Marc Marquez, di sisi lain, semakin kuat dengan setiap kemenangan. Setelah balapan, ia mengungkapkan bahwa meskipun harapannya rendah sebelum balapan, ia berhasil mengelola kecepatan dan ban dengan baik. “Saya mencoba untuk mengelola ban, karena semua orang tahu bahwa ban belakang yang lembut akan sulit di akhir jika terlalu dipaksakan di awal,” jelas Marquez.
Dengan kemenangan ke-93 dalam kariernya, Marquez semakin dekat dengan apa yang diinginkannya dari Ducati. “Tim berusaha membantu saya memahami bagaimana menghadapi lap-lap awal dengan ban baru. Namun pada akhirnya, pembalaplah yang bisa membuat perbedaan terbesar,” tambahnya.
Kini, Ducati berada dalam posisi sulit. Bagnaia memasuki Grand Prix Belanda dengan kepercayaan diri yang hancur. “Kami perlu melakukan sesuatu, tapi saya rasa ini akan sulit karena Assen adalah trek di mana perasaan depan harus optimal, dan dengan masalah yang saya alami saat ini, Assen bisa menjadi mimpi buruk,” ungkap Bagnaia.

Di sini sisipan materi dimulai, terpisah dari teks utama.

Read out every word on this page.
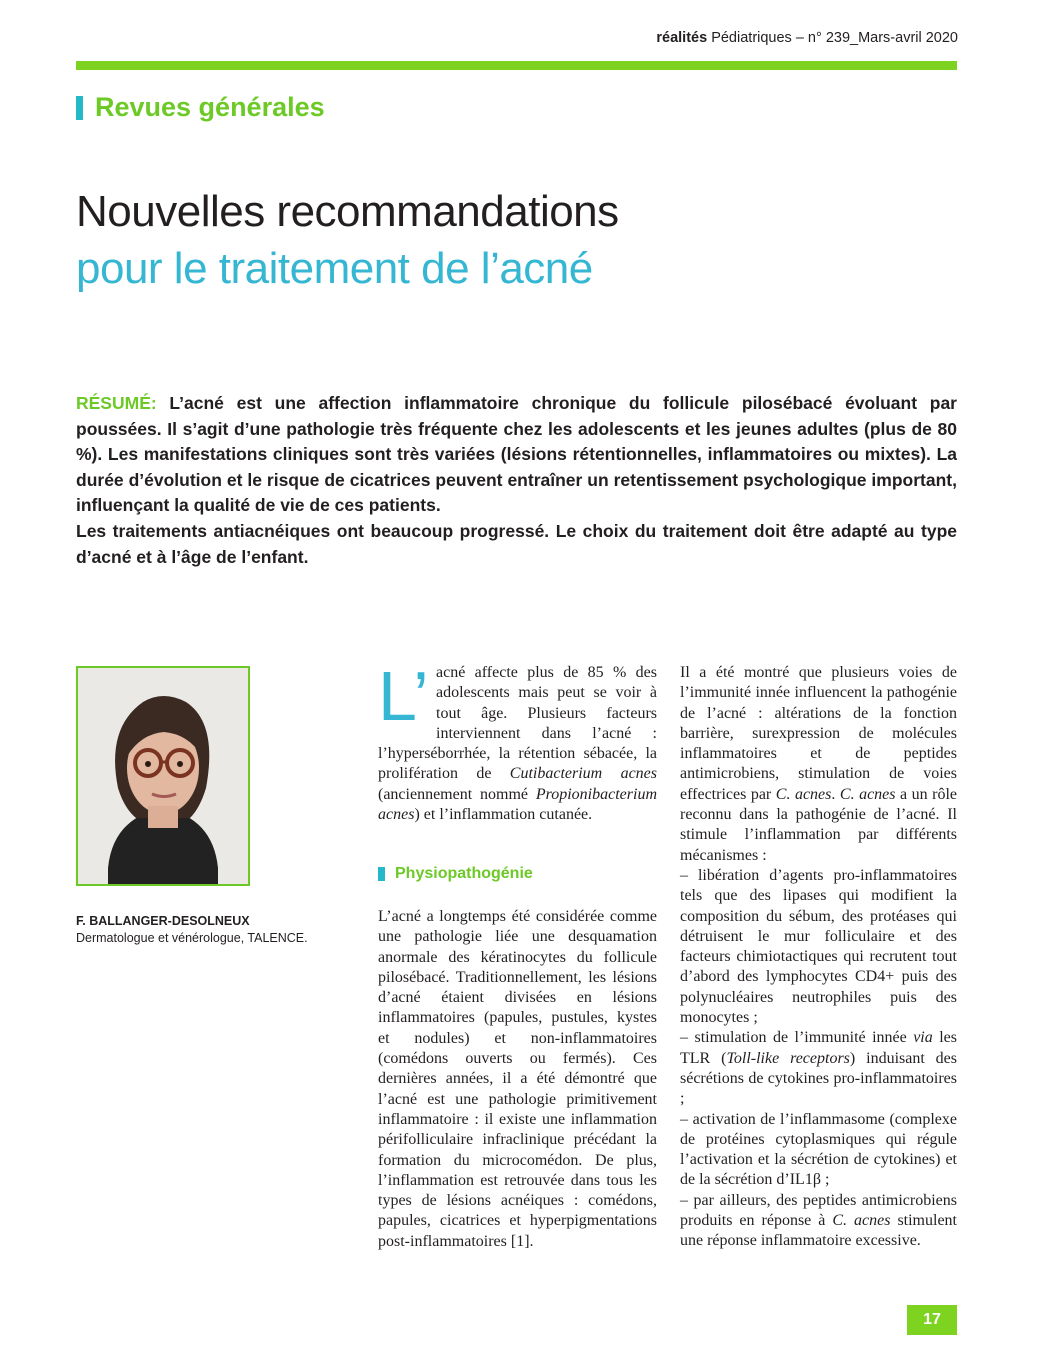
réalités Pédiatriques – n° 239_Mars-avril 2020
Revues générales
Nouvelles recommandations
pour le traitement de l’acné

RÉSUMÉ: L’acné est une affection inflammatoire chronique du follicule pilosébacé évoluant par poussées. Il s’agit d’une pathologie très fréquente chez les adolescents et les jeunes adultes (plus de 80 %). Les manifestations cliniques sont très variées (lésions rétentionnelles, inflammatoires ou mixtes). La durée d’évolution et le risque de cicatrices peuvent entraîner un retentissement psychologique important, influençant la qualité de vie de ces patients.

Les traitements antiacnéiques ont beaucoup progressé. Le choix du traitement doit être adapté au type d’acné et à l’âge de l’enfant.

F. BALLANGER-DESOLNEUX
Dermatologue et vénérologue, TALENCE.

L’ acné affecte plus de 85 % des adolescents mais peut se voir à tout âge. Plusieurs facteurs interviennent dans l’acné : l’hyperséborrhée, la rétention sébacée, la prolifération de Cutibacterium acnes (anciennement nommé Propionibacterium acnes) et l’inflammation cutanée.

Physiopathogénie

L’acné a longtemps été considérée comme une pathologie liée une desquamation anormale des kératinocytes du follicule pilosébacé. Traditionnellement, les lésions d’acné étaient divisées en lésions inflammatoires (papules, pustules, kystes et nodules) et non-inflammatoires (comédons ouverts ou fermés). Ces dernières années, il a été démontré que l’acné est une pathologie primitivement inflammatoire : il existe une inflammation périfolliculaire infraclinique précédant la formation du microcomédon. De plus, l’inflammation est retrouvée dans tous les types de lésions acnéiques : comédons, papules, cicatrices et hyperpigmentations post-inflammatoires [1].

Il a été montré que plusieurs voies de l’immunité innée influencent la pathogénie de l’acné : altérations de la fonction barrière, surexpression de molécules inflammatoires et de peptides antimicrobiens, stimulation de voies effectrices par C. acnes. C. acnes a un rôle reconnu dans la pathogénie de l’acné. Il stimule l’inflammation par différents mécanismes :

– libération d’agents pro-inflammatoires tels que des lipases qui modifient la composition du sébum, des protéases qui détruisent le mur folliculaire et des facteurs chimiotactiques qui recrutent tout d’abord des lymphocytes CD4+ puis des polynucléaires neutrophiles puis des monocytes ;

– stimulation de l’immunité innée via les TLR (Toll-like receptors) induisant des sécrétions de cytokines pro-inflammatoires ;

– activation de l’inflammasome (complexe de protéines cytoplasmiques qui régule l’activation et la sécrétion de cytokines) et de la sécrétion d’IL1β ;

– par ailleurs, des peptides antimicrobiens produits en réponse à C. acnes stimulent une réponse inflammatoire excessive.

17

Ducati tidak akan berhenti membantu Bagnaia, tetapi ada batasan pada apa yang bisa mereka lakukan. Mereka sudah menggunakan satu homologasi aero untuk musim ini, dan tidak ada perubahan radikal pada motor yang akan dilakukan dalam waktu dekat. Dalam banyak hal, Ducati kini berada dalam situasi yang mirip dengan Honda, di mana mereka harus menemukan keseimbangan antara mendukung Bagnaia dan mempertahankan performa Marquez.
Mugello menunjukkan perubahan signifikan dalam dinamika tim. Meskipun Ducati berutang banyak kepada Bagnaia atas semua yang telah dilakukannya, arah yang diambil saat ini tampaknya lebih mengarah pada upaya meraih gelar juara dunia di tahun 2025. Fokus mereka kini harus tertuju pada strategi yang tepat untuk memastikan keberhasilan di sisa musim ini.